We next investigated the response of mOptoT7 to different light intensities. Reporter fluorescence was measured in the whole population after 24h of light illumination using flow cytometry. As was previously observed in the bacterial T7 RNAP 26, the cells showed a graded response to light (Fig. 1d).
Compared to other available blue light systems 33,34, mOptoT7 shows a higher sensitivity to light, making it an ideal system to use when low light is required for saturating gene expression. To visualize single cell gene expression variability in response to light, we imaged HEK293T cells after 24h of constant light illumination (Fig. 1e). Compared to the dark control, we saw an increased mRuby3 fluorescence, which also shows a larger heterogeneity. This heterogeneity is likely due to transient transfection effects 35, but a different degradation rate of the mOptoT7 and/or the reporter between cells cannot be excluded 36,37. mRuby3+ population showed a relatively wide distribution, with some cells expressing a very high level of mRuby3 (Fig. 1f). Integration of mOptoT7 in the genome using piggyBac transposase did not result in any activation (data not shown). This is probably due to the inhibition of mOptoT7 initiation and elongation as described previously 23,38.
Optimization of the mammalian OptoT7 system
An important advantage of optogenetic systems is the ability to tune gene expression through different light inputs. To test if we can control the levels of mRuby3 using mOptoT7, we performed a screen with different light programs over 24h illumination period; we also performed a screen with different duration of the light pulse applied, always using a saturating light intensity (Fig. 2a and 2b).
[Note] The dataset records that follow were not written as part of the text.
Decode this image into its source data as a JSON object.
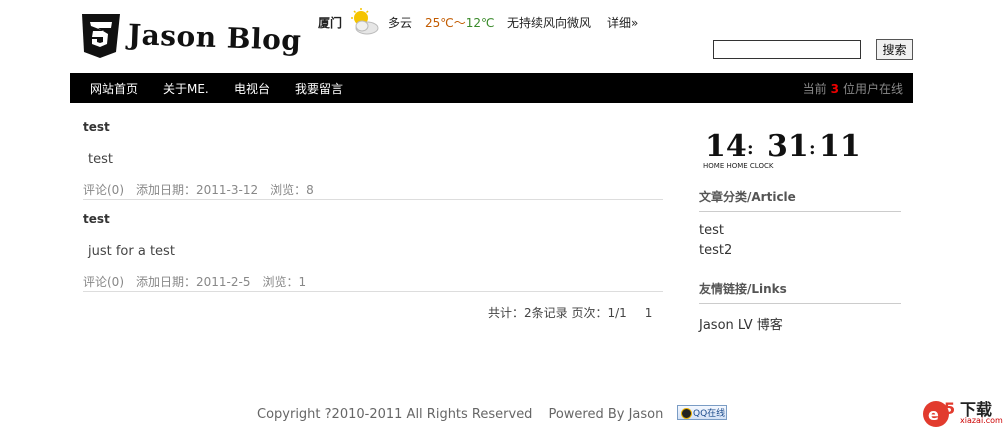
{
  "header": {
    "logo_text": "Jason Blog",
    "weather": {
      "city": "厦门",
      "icon": "partly-cloudy-icon",
      "condition": "多云",
      "temp_high": "25℃",
      "temp_sep": "～",
      "temp_low": "12℃",
      "wind": "无持续风向微风",
      "detail_label": "详细»"
    },
    "search": {
      "value": "",
      "button_label": "搜索"
    }
  },
  "nav": {
    "items": [
      {
        "label": "网站首页"
      },
      {
        "label": "关于ME."
      },
      {
        "label": "电视台"
      },
      {
        "label": "我要留言"
      }
    ],
    "online_prefix": "当前",
    "online_count": "3",
    "online_suffix": "位用户在线"
  },
  "posts": [
    {
      "title": "test",
      "body": "test",
      "comments": "评论(0)",
      "date": "添加日期：2011-3-12",
      "views": "浏览：8"
    },
    {
      "title": "test",
      "body": "just for a test",
      "comments": "评论(0)",
      "date": "添加日期：2011-2-5",
      "views": "浏览：1"
    }
  ],
  "pager": {
    "summary": "共计：2条记录 页次：1/1",
    "page": "1"
  },
  "sidebar": {
    "clock": {
      "h": "14",
      "m": "31",
      "s": "11",
      "caption": "HOME HOME CLOCK"
    },
    "categories_title": "文章分类/Article",
    "categories": [
      {
        "label": "test"
      },
      {
        "label": "test2"
      }
    ],
    "links_title": "友情链接/Links",
    "links": [
      {
        "label": "Jason LV 博客"
      }
    ]
  },
  "footer": {
    "copyright": "Copyright ?2010-2011 All Rights Reserved",
    "powered": "Powered By Jason",
    "qq_label": "QQ在线"
  },
  "watermark": {
    "brand": "下载",
    "site": "xiazai.com"
  },
  "colors": {
    "nav_bg": "#000000",
    "online_count": "#e00000",
    "temp_high": "#c25b00",
    "temp_low": "#3a8a2a"
  }
}
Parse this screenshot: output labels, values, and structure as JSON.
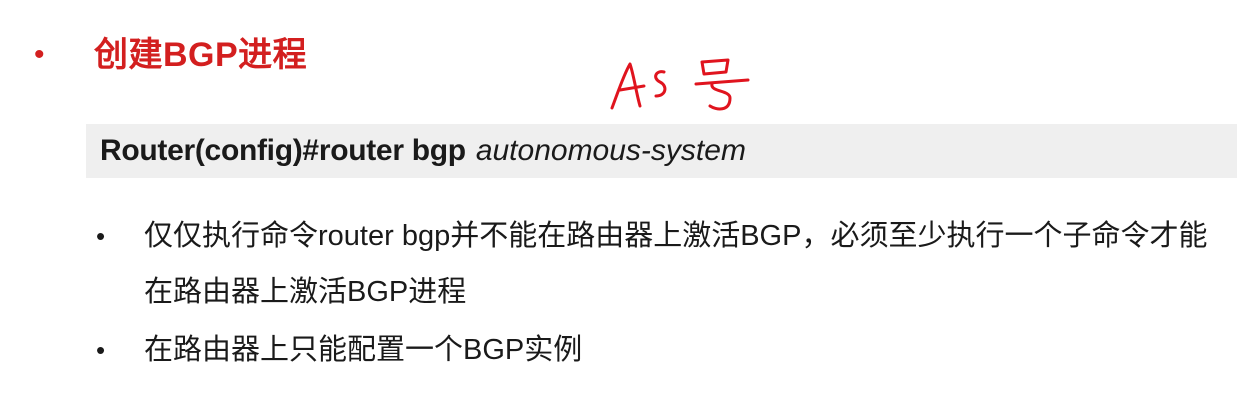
{
  "slide": {
    "title_bullet": "•",
    "title": "创建BGP进程",
    "command": {
      "bold_part": "Router(config)#router bgp",
      "italic_part": "autonomous-system"
    },
    "bullets": [
      {
        "dot": "•",
        "text": "仅仅执行命令router bgp并不能在路由器上激活BGP，必须至少执行一个子命令才能在路由器上激活BGP进程"
      },
      {
        "dot": "•",
        "text": "在路由器上只能配置一个BGP实例"
      }
    ],
    "handwritten_annotation": "AS号"
  },
  "colors": {
    "title": "#d31f1f",
    "annotation_ink": "#e0141e",
    "command_background": "#efefef",
    "text": "#1a1a1a"
  }
}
Measurements were taken using a flow cytometer. As expected, we observed an increase in the activation of fluorescence that is proportional to the increase of light duration in the cycle, with maximal expression reached under constant light (Fig. 2a). We also observed a change in mRuby3 expression when different duration of light is applied. In particular, the system starts showing light activation with a 3h light pulse and changes its response proportionally to the duration of pulses applied (Fig. 2b).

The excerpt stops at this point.